Kauffmann has promised the reader to unfold this story ‘from the point of view of the Tibetans’ (p. 181), but he displays little evidence of doing just that. For instance, there are no references to Tibetan-language sources and we get to know very little about who provided him with their ‘Tibetan views’. We also do not know how one view is contested by other views that are also ‘Tibetan’. It does not suffice to explain a phenomenon referring to ‘the Tibetans’ or to indigenous Tibetan models like mchod yon or chos srid zung ‘brel as if those constitute a ‘Tibetan perspective’.
A recurrent way that Kauffmann represents the Tibetans are as agents driven by the motive to continuously attract money. In order to lure their benefactors to finance their ‘spoilt lives’ (as related by some of his non-Tibetan informants), they have manufactured narratives like ‘the victim narrative’, faked economic poverty, branded themselves as carriers of spiritual heritage, and commodified their religion. There is only little mention of the many Tibetans who do not fit into this characteristic of calculating Tibetans impersonating impoverished refugees. I have no doubt that there are Tibetans in the government-in-exile, in the local NGOs, and elsewhere in the Tibetan communities who have employed these strategies. Such stories has circulated among Tibetans and non-Tibetans alike for a long time. Nevertheless, it is a major simplification of a complex reality to elevate these particular Tibetan agents to the position of representing the Tibetans.
We learn very little about his interlocutors who enabled him to talk about a singular coherent group ‘the Tibetans’. Some unnamed, non-Tibetan interlocutors are exposed over several paragraphs (and even quoted when they are speaking off the record (p. 115)). Most of the other sources, however, who provided the insights that have been interpreted in this monograph (apart from English-language secondary literature and official documents), are hidden behind the all-compassing labels ‘the Tibetans’ and ‘informants’. Judging from the title of the book, the Tibetans is short for the government-in-exile, also known as the Central Tibetan Administration.

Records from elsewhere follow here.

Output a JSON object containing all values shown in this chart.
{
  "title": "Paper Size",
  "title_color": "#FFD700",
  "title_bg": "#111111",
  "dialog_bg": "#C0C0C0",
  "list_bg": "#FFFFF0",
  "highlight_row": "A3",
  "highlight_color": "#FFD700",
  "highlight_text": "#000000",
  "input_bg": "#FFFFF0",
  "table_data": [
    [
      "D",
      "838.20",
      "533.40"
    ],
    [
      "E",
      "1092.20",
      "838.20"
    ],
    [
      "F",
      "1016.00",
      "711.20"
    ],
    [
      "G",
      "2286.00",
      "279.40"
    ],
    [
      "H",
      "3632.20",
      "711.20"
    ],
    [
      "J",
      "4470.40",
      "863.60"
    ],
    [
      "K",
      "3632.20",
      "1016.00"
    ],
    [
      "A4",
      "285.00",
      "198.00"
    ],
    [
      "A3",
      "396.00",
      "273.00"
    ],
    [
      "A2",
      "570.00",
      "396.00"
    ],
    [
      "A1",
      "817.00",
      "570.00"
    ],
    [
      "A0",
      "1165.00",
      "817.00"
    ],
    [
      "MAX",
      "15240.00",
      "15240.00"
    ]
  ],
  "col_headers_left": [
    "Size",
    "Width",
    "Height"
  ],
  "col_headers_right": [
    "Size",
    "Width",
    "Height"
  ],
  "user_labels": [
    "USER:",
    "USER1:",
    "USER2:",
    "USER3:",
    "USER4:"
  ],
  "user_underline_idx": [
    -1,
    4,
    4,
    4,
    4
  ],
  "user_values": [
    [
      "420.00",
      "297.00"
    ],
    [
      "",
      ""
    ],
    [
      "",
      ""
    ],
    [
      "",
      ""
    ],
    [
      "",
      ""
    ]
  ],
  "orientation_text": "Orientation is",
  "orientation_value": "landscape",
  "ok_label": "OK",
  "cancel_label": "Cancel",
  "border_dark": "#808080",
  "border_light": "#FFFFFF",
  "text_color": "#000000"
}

This unrecognised and extraterritorial government is perceiving itself, and is recognized by a majority of the Tibetans living outside of Tibet, as the legitimate representative of all Tibetans. Nonetheless, it is misleading to equate ‘the Tibetans’ with the Central Tibetan Administration.
Kaufmann opens his book by declaring that ‘I attempt to give the Tibetans a voice…’ (p. 2), but one has to question whose voice we actually get to hear in this monograph. From reading Agendas of the Tibetan Refugees, I suspect that Tibetan viewpoints – in the plural – too often remains inaudible.